Suriye vatandaşlarının demokratik taleplerinin hayata geçirilmesinde uluslararası toplumun etkili ve belirleyici bir rol oynayabilmesi adına BM Güvenlik Konseyi, özellikle de Rusya ve Çin’i uluslararası toplumu Suriye halkının korunmasına yönelik hassasiyetlerine uygun hareket etmeye çağırıyoruz.”

Görüldüğü gibi Şıracının şahidi bozacıdır. “Aslan sosyal demokratlar” burada da efendilerine destekte kusur etmiyorlar şekilde görüldüğü gibi.

Sonuç bildirgesinin başlığı ise başlı başına bir makale konusu olabilir. “Barış, Sürdürülebilirlik ve İşbirliği”…
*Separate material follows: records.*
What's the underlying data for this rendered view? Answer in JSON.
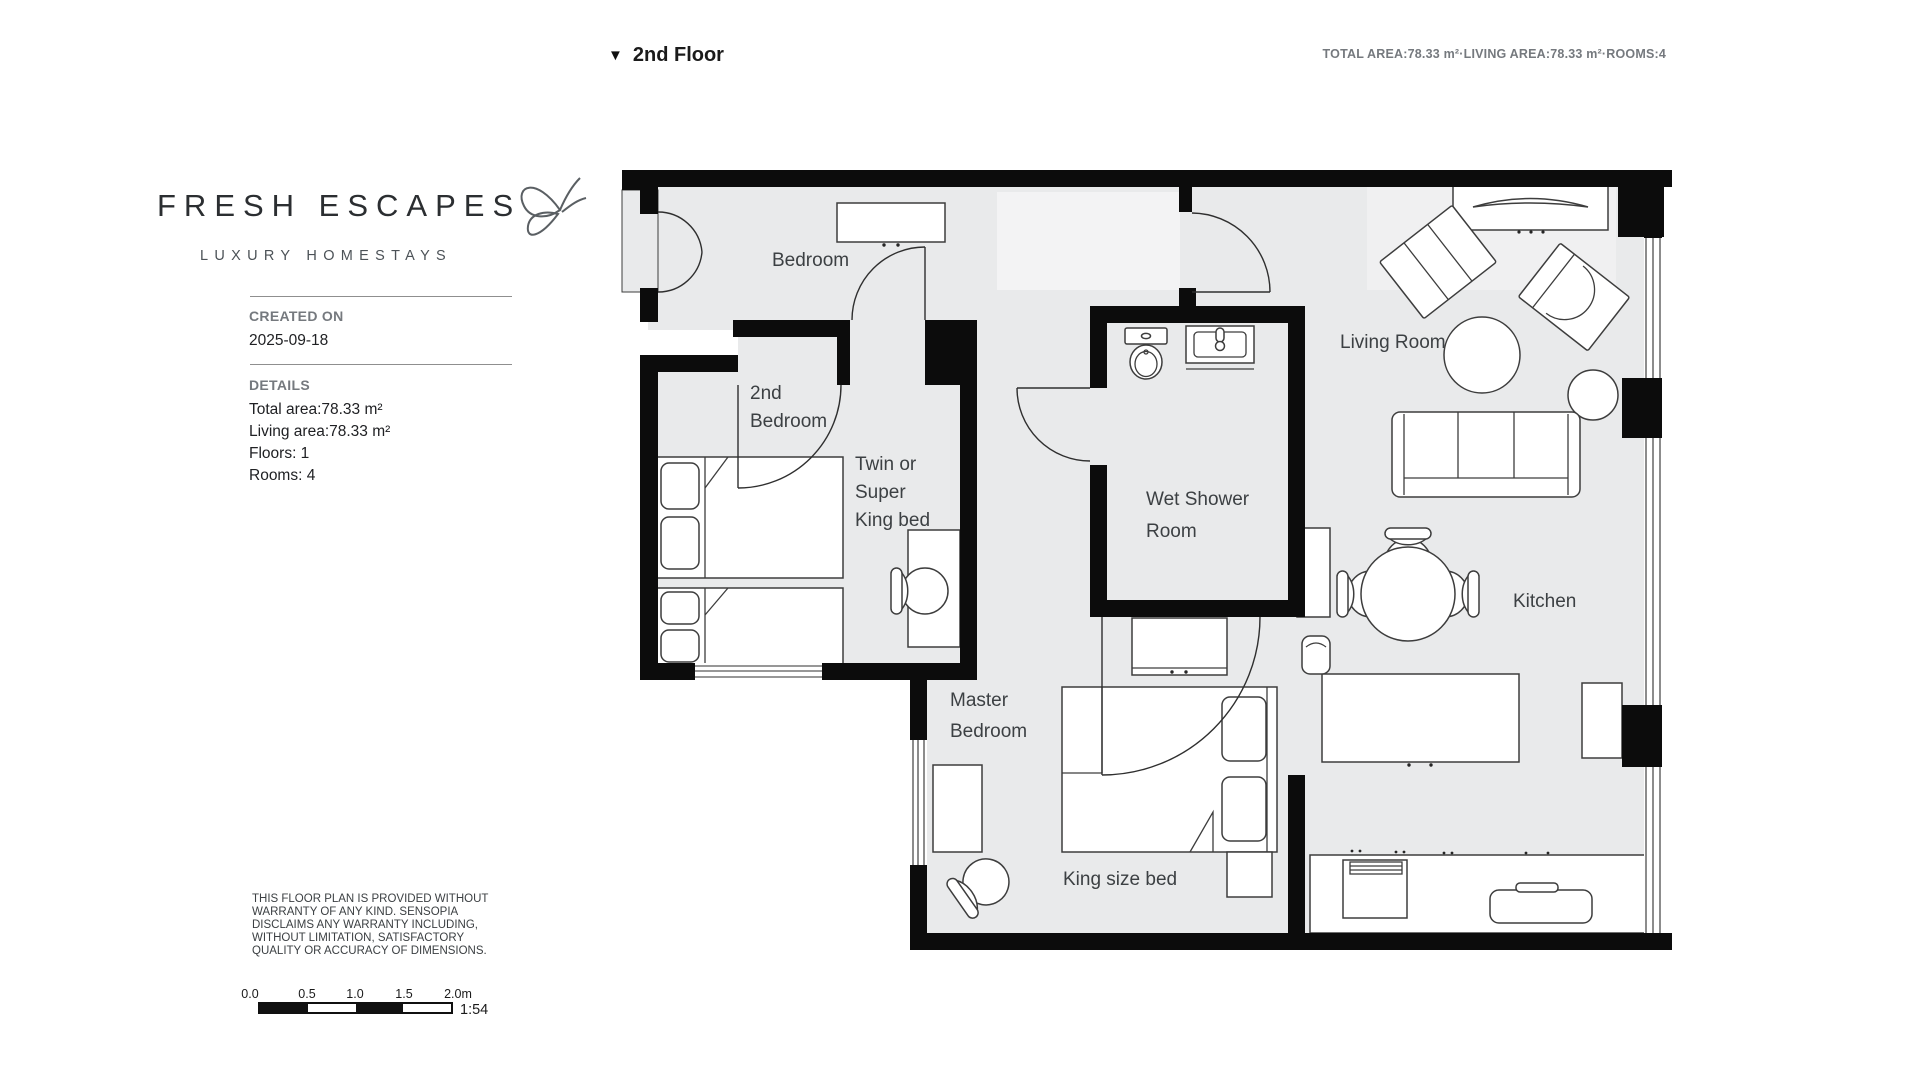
{
  "header": {
    "floor_icon": "▼",
    "floor_label": "2nd Floor",
    "summary": "TOTAL AREA:78.33 m²·LIVING AREA:78.33 m²·ROOMS:4"
  },
  "branding": {
    "name": "FRESH ESCAPES",
    "tagline": "LUXURY HOMESTAYS",
    "logo_icon": "butterfly-outline"
  },
  "sidebar": {
    "created_on_label": "CREATED ON",
    "created_on_value": "2025-09-18",
    "details_label": "DETAILS",
    "details": [
      "Total area:78.33 m²",
      "Living area:78.33 m²",
      "Floors: 1",
      "Rooms: 4"
    ],
    "disclaimer": "THIS FLOOR PLAN IS PROVIDED WITHOUT WARRANTY OF ANY KIND. SENSOPIA DISCLAIMS ANY WARRANTY INCLUDING, WITHOUT LIMITATION, SATISFACTORY QUALITY OR ACCURACY OF DIMENSIONS."
  },
  "scalebar": {
    "labels": [
      "0.0",
      "0.5",
      "1.0",
      "1.5",
      "2.0m"
    ],
    "ratio": "1:54",
    "segment_colors": [
      "#111111",
      "#ffffff",
      "#111111",
      "#ffffff"
    ]
  },
  "plan": {
    "labels": {
      "bedroom": "Bedroom",
      "second_bedroom": [
        "2nd",
        "Bedroom"
      ],
      "twin_bed": [
        "Twin or",
        "Super",
        "King bed"
      ],
      "wet_shower": [
        "Wet Shower",
        "Room"
      ],
      "living_room": "Living Room",
      "master_bedroom": [
        "Master",
        "Bedroom"
      ],
      "king_bed": "King size bed",
      "kitchen": "Kitchen"
    }
  },
  "colors": {
    "wall": "#0c0c0c",
    "floor": "#e9eaeb",
    "entry_mat": "#f3f3f4",
    "living_rug": "#f0f0f1",
    "furniture_fill": "#ffffff",
    "furniture_stroke": "#3d3d3d",
    "label_text": "#3c4043",
    "muted_text": "#75797e"
  }
}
“Barış” diyorlarsa siz onu küresel çetelerin dünyayı özgürce sömürmesi olarak, “sürdürülebilirlik” diyorlarsa siz onu uluslararası sömürünün kesintisizliği olarak, “işbirliği” diyorlarsa siz onu küresel çetelere hizmette sınır tanımamak olarak okumalısınız.

Sosyalist Enternasyonal’in sonuç bildirgesinin özeti ABD ve AB ile AKP’nin söylemlerinin tekrarıdır. Altında Kılıçdaroğlu’nun imzası olması ise “karakolda doğru söyler mahkemede şaşar” durumundan başka bir şey değildir. Eş-Başkan Erdoğan’a yeni bir vurucu malzeme daha demokratik şekilde üretilmiştir.